You’ve seen it; rows and rows of empty shelves at the grocery store. Carts piled high with food and paper goods. Panic buying, they call it, but what if it begins with something more primal?
If you look at the pyramid representing Maslow’s Hierarchy of Needs; food, water, warmth and rest are at the base of the tier and are defined as Deficiency Needs. These needs arise when there is a real or perceived lack in a person’s life. The longer this lack remains, the more the desire to fulfill the need. Currently, the fear of shelter-in-place has many people flocking to grocery stores to stock up on items to meet this need, sometimes in excess.
If you read any of the local government closure orders, food and the supply chain are considered essential services and remain open regardless of the shelter-in-place. There is more than enough food to go around and the opportunity to get it. Those quarantined or self-isolating can have food delivered.
Cravings are intensified during a crisis. Anxiety sufferers tend to reach for salty, crunchy foods. Bread and pasta people need calming and comforting. Cookies, cakes and pies represent hugs, pleasure and reassurance. Dairy works as an antidepressant. Think about which shelves in the stores are the most plundered. In the book “Constant Craving” by Doreen Virtue (Hay House, 1995), she explains the emotional needs behind food cravings and how to overcome them.

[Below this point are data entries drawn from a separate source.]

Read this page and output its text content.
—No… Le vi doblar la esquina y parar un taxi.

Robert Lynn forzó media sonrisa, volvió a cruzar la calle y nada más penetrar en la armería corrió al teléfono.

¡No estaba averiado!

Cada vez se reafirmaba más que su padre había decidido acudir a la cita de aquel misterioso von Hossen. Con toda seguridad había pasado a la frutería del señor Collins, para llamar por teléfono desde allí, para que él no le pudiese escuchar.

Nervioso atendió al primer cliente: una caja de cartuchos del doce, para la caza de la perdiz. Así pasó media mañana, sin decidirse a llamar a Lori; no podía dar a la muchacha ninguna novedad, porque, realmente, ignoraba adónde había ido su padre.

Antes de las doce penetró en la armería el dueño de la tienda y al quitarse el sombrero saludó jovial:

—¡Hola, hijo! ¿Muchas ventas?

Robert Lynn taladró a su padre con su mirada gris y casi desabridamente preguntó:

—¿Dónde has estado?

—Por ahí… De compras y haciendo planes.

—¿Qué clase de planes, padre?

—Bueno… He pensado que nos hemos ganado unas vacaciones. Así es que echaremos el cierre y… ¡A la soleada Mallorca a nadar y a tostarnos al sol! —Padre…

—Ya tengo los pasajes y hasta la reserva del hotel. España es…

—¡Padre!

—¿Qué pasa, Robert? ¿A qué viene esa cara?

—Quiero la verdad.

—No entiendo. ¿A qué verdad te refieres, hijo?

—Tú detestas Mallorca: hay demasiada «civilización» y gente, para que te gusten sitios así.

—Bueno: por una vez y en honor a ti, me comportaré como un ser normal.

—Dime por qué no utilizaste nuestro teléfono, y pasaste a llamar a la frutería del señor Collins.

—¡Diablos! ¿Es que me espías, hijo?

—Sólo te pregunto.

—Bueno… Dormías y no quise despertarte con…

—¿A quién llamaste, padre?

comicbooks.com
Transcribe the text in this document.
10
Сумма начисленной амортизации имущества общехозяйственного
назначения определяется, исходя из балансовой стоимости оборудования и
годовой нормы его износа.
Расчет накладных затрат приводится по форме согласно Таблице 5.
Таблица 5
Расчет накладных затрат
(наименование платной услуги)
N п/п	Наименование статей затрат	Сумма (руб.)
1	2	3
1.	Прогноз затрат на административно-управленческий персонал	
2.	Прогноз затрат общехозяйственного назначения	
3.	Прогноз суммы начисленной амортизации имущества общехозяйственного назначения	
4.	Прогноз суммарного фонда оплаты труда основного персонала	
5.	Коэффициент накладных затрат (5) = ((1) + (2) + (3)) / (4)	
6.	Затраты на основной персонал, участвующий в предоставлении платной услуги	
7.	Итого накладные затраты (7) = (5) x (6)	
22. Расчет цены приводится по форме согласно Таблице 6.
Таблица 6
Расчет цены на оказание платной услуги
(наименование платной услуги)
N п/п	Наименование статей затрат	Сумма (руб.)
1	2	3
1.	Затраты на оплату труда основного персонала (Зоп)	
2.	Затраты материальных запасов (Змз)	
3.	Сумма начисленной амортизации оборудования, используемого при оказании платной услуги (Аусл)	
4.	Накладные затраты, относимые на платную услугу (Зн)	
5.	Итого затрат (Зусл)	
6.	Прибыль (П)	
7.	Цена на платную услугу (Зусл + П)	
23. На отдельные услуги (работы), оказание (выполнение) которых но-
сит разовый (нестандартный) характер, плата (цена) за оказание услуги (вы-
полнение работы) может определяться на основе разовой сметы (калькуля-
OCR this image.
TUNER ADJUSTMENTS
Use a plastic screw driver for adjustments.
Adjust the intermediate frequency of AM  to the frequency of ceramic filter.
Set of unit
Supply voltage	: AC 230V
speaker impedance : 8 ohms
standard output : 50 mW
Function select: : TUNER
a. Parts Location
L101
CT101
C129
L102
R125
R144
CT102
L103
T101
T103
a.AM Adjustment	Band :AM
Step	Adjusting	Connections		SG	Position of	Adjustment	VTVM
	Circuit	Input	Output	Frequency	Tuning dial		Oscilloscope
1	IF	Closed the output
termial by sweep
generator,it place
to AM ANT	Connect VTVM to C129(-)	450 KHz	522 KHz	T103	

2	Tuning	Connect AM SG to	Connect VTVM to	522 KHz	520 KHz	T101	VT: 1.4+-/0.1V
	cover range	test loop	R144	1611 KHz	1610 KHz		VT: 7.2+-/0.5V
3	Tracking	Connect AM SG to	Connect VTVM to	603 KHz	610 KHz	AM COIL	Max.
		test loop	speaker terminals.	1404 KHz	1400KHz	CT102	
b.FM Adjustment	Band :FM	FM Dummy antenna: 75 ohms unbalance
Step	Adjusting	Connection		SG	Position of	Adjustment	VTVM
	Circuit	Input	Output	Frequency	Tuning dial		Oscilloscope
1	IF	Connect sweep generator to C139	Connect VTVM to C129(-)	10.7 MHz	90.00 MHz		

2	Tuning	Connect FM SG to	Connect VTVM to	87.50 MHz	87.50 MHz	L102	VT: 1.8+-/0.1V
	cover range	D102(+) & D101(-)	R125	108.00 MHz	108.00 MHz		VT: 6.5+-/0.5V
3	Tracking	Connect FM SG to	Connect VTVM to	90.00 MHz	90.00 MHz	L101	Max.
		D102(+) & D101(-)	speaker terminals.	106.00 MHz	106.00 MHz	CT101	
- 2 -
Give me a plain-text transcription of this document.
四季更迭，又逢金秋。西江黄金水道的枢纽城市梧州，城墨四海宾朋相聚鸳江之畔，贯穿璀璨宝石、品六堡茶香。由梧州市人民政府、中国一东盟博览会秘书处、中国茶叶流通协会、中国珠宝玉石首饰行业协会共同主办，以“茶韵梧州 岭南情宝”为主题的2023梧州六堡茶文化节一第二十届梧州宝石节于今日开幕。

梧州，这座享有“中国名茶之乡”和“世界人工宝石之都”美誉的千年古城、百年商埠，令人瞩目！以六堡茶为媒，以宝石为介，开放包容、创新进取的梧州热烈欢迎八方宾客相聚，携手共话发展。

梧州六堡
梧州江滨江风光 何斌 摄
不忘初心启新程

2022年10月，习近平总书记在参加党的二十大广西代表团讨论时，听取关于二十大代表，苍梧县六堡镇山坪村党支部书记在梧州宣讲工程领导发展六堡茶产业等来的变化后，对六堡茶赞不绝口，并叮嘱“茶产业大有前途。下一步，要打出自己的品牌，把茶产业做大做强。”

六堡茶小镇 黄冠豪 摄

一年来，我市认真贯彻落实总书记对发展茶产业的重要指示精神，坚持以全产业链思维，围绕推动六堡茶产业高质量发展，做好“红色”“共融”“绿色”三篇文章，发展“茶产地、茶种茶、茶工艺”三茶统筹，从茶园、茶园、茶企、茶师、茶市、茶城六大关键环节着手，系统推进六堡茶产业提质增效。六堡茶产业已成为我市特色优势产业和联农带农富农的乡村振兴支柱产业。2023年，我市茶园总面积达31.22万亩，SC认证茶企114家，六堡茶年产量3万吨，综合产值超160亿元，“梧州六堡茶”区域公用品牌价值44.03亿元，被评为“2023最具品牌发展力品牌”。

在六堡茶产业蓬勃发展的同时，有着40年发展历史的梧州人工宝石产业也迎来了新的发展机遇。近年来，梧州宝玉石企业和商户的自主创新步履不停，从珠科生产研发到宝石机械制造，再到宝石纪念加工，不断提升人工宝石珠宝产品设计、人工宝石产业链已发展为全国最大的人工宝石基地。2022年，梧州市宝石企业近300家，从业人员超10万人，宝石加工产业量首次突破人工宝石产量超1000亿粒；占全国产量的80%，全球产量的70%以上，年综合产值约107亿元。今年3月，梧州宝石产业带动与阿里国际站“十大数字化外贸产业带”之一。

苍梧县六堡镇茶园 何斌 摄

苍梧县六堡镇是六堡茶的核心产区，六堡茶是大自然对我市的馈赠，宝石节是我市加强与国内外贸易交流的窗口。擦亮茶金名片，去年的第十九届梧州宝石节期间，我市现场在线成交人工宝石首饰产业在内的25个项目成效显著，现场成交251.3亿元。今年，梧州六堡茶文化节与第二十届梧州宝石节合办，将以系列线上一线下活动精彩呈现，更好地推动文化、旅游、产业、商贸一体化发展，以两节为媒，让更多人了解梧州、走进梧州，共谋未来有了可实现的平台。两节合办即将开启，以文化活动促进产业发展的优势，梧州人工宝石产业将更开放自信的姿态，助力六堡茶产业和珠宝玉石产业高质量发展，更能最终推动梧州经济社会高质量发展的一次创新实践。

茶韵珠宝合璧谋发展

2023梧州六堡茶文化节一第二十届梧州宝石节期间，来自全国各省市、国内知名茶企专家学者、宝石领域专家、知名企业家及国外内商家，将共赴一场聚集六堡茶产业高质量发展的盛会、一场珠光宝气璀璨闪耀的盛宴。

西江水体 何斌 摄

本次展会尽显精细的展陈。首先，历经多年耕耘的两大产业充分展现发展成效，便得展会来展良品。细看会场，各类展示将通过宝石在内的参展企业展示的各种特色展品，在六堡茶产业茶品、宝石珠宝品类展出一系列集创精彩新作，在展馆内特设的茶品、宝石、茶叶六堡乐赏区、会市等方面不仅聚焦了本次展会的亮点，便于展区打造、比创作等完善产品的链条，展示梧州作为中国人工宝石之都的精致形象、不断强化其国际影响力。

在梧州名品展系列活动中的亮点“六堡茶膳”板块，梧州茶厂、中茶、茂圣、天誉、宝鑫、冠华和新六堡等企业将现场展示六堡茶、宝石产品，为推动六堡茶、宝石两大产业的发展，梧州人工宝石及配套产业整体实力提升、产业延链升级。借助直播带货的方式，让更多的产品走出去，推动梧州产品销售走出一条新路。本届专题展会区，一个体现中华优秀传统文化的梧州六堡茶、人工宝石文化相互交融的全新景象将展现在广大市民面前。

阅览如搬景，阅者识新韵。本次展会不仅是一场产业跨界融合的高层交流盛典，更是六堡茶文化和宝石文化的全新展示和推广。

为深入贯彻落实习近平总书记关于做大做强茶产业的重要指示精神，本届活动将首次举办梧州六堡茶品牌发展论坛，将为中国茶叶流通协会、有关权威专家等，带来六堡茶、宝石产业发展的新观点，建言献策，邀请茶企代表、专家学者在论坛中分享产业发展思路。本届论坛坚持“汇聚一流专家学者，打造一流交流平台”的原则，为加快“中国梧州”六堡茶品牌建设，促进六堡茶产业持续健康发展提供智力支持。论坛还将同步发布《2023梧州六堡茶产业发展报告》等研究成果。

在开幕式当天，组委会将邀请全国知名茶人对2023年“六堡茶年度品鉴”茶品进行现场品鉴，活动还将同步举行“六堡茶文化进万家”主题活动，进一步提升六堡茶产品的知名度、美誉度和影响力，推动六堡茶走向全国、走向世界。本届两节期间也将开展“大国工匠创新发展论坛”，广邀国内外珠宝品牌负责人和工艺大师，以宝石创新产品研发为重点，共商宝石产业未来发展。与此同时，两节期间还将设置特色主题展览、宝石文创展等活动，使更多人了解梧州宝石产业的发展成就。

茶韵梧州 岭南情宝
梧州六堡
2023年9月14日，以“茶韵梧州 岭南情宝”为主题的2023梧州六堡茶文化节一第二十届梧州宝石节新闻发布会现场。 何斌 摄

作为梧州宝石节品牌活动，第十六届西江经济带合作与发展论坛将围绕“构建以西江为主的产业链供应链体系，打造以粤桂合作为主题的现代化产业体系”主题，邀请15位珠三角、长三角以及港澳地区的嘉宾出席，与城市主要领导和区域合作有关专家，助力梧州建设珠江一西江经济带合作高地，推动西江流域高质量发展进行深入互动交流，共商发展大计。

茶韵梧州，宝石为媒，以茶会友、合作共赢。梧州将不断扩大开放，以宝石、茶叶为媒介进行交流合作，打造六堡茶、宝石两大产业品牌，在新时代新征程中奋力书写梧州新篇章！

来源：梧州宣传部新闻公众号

Food cravings tend to be our first go-to for emotional comfort. As you reach for that bag of chips, stop for a moment and listen to your thoughts. Are you stressed? Do you have another option besides eating, unless you are truly hungry in which case, you are better off grabbing a crunchy carrot. If you are housebound can you do some form of exercise to burn off the stress? Maybe even throwing a pillow at the wall will help. Do you live in an area where you can safely get out and walk or run, while maintaining social distancing?
Be mindful of your need for extra food. When we come out of this pandemic, we don’t want to be carrying an extra load of body fat. Tend to your emotional needs first. Cry, scream, write letters and burn them, meditate, talk to the dog or cat, sit outside in the sunshine, walk, run, anything to keep from stuffing yourself with food. You’ll be glad you did.